Taped to my computer screen is an outrageous and wonderful picture of you I took on your first birthday weekend. You are standing up in the bathtub, your beautiful and plentiful black hair wet against your head. You love being in the water, so your mouth and eyes are exploding with joy!

It is your straight-out joy in that moment that I hope you will never forget deep down in the corners of your soul, Andy. When I look at this picture of you, I am so quickly reminded of how I am sure God wants us to experience life every day.

As you play in water wherever you find it for the rest of your life, I want you to think of God’s absolute love of you. Know you can enjoy life because God has given you the boundless joy found in a single moment of playing in the water.

Relive that joy easily, precious grandson, because you will have many times when joy is hard to find.

By the time you can understand this letter, you will have had many disappointments. I hope most of them will be very small ones, even if you may not think so at the time. There will be many times in your growing years when you will feel many hurtful things, so joy will be the last thing you want to feel.

Well, that’s all right, because “joy” isn’t only a feeling that bubbles up inside of you. Joy is really less a feeling and more an attitude you have to claim as your own. Right now, you only know feelings, good and bad feelings. But joy doesn’t begin in your feelings. Joy really begins in the soul God gave you as you grew inside of your mommy.

Many people who think a lot about God believe that all people are born as “sinners.” That means they believe people are born with a natural urge to fight against God’s desires for us to love one another.

Well, Andy, your grampa thinks about God a lot, too. And he joins with a lot of other people who believe God made us all to be “blessings” to each other. That means that in spite of our foolish urges to fight each other and do really stupid things that hurt other people and God, deep down, God gave us the power to be joyful and loving.

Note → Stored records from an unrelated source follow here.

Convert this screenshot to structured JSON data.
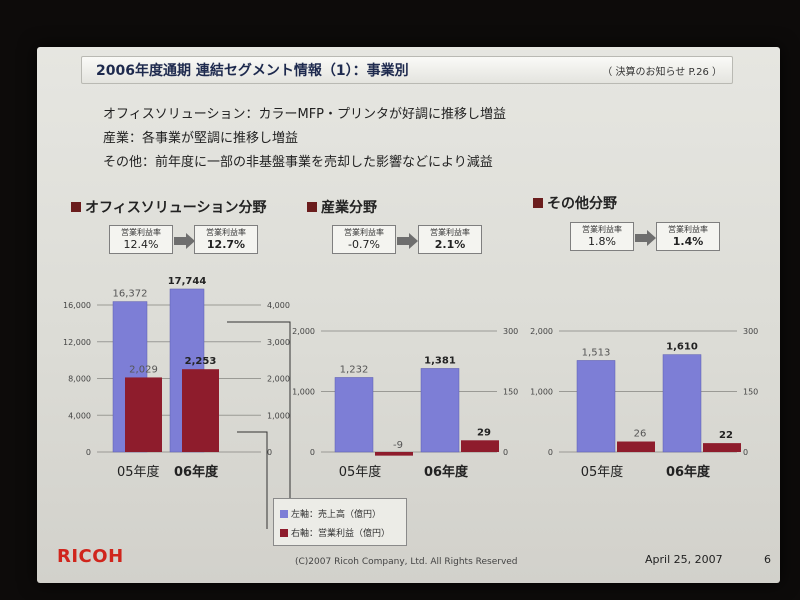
{
  "slide": {
    "title": "2006年度通期 連結セグメント情報（1）：事業別",
    "source_note": "（ 決算のお知らせ P.26 ）",
    "bullets": [
      "オフィスソリューション：カラーMFP・プリンタが好調に推移し増益",
      "産業：各事業が堅調に推移し増益",
      "その他：前年度に一部の非基盤事業を売却した影響などにより減益"
    ],
    "legend": {
      "left_axis": "左軸：売上高（億円）",
      "right_axis": "右軸：営業利益（億円）"
    },
    "logo": "RICOH",
    "copyright": "(C)2007 Ricoh Company, Ltd. All Rights Reserved",
    "date": "April 25, 2007",
    "page_number": "6"
  },
  "colors": {
    "sales_bar": "#7d7ed6",
    "profit_bar": "#8e1c2c",
    "section_marker": "#6b1d1d",
    "logo": "#d0251c"
  },
  "chart_data": [
    {
      "type": "bar",
      "section_title": "オフィスソリューション分野",
      "margin_label": "営業利益率",
      "margin_from": "12.4%",
      "margin_to": "12.7%",
      "categories": [
        "05年度",
        "06年度"
      ],
      "series": [
        {
          "name": "売上高",
          "axis": "left",
          "values": [
            16372,
            17744
          ],
          "labels": [
            "16,372",
            "17,744"
          ]
        },
        {
          "name": "営業利益",
          "axis": "right",
          "values": [
            2029,
            2253
          ],
          "labels": [
            "2,029",
            "2,253"
          ]
        }
      ],
      "left_axis": {
        "min": 0,
        "max": 16000,
        "ticks": [
          "0",
          "4,000",
          "8,000",
          "12,000",
          "16,000"
        ]
      },
      "right_axis": {
        "min": 0,
        "max": 4000,
        "ticks": [
          "0",
          "1,000",
          "2,000",
          "3,000",
          "4,000"
        ]
      }
    },
    {
      "type": "bar",
      "section_title": "産業分野",
      "margin_label": "営業利益率",
      "margin_from": "-0.7%",
      "margin_to": "2.1%",
      "categories": [
        "05年度",
        "06年度"
      ],
      "series": [
        {
          "name": "売上高",
          "axis": "left",
          "values": [
            1232,
            1381
          ],
          "labels": [
            "1,232",
            "1,381"
          ]
        },
        {
          "name": "営業利益",
          "axis": "right",
          "values": [
            -9,
            29
          ],
          "labels": [
            "-9",
            "29"
          ]
        }
      ],
      "left_axis": {
        "min": 0,
        "max": 2000,
        "ticks": [
          "0",
          "1,000",
          "2,000"
        ]
      },
      "right_axis": {
        "min": 0,
        "max": 300,
        "ticks": [
          "0",
          "150",
          "300"
        ]
      }
    },
    {
      "type": "bar",
      "section_title": "その他分野",
      "margin_label": "営業利益率",
      "margin_from": "1.8%",
      "margin_to": "1.4%",
      "categories": [
        "05年度",
        "06年度"
      ],
      "series": [
        {
          "name": "売上高",
          "axis": "left",
          "values": [
            1513,
            1610
          ],
          "labels": [
            "1,513",
            "1,610"
          ]
        },
        {
          "name": "営業利益",
          "axis": "right",
          "values": [
            26,
            22
          ],
          "labels": [
            "26",
            "22"
          ]
        }
      ],
      "left_axis": {
        "min": 0,
        "max": 2000,
        "ticks": [
          "0",
          "1,000",
          "2,000"
        ]
      },
      "right_axis": {
        "min": 0,
        "max": 300,
        "ticks": [
          "0",
          "150",
          "300"
        ]
      }
    }
  ]
}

One of the very special things I read is The Joyful Noiseletter. It is a small newspaper I’ve received every month for almost 20 years. Every time I laugh at its jokes, enjoy its cartoons and smile at the wisdom of laughter, I am reminded to rejoice. To “rejoice” is to come back to joy again. God wants us to return to joy again and again.

God’s basic desire for all people, even for the plants and animals and all living things in the world, is to be filled with joy. It is that special attitude deep in our souls that tells us life is so very good. But because God gave us all the brains to make our own choices, we can choose to be joyful or to be stingy with our lives.

Too many people choose to be stingy. I think it’s because they haven’t played in the water like you do. Or maybe they have just plain forgotten what it is to be filled with a moment of joy over the simplest act of giving yourself to something beyond yourself.

Sometimes, Andy, I suspect that when some people smile and seem happy or even joyful, they may really only be relieved. That’s a word that means some kind of fear is gone out of their hearts. Relief is a very good feeling to have, but it isn’t the same thing as joy.

Relief happens because something bad first happened in a person’s life, or that person is afraid something bad will happen. When the bad thing stops, or it doesn’t really happen, a person will feel relief. But he may not feel joy.

Joy happens because something really good has happened. It may be a splash in a tidal pool on the Oregon Coast like you had last week. Or it may be the joy your grandma and I feel when we see you and your sisters, your daddy and mommy. Or it may be all kinds of things that remind us that life was created by God to be very good.

You may be embarrassed on your 10th birthday if I show you what you looked like in the bathtub. But believe me, Andy, you look like God’s best expression of joy. And there is nothing that looks better to anyone than that. I enjoy you so very much!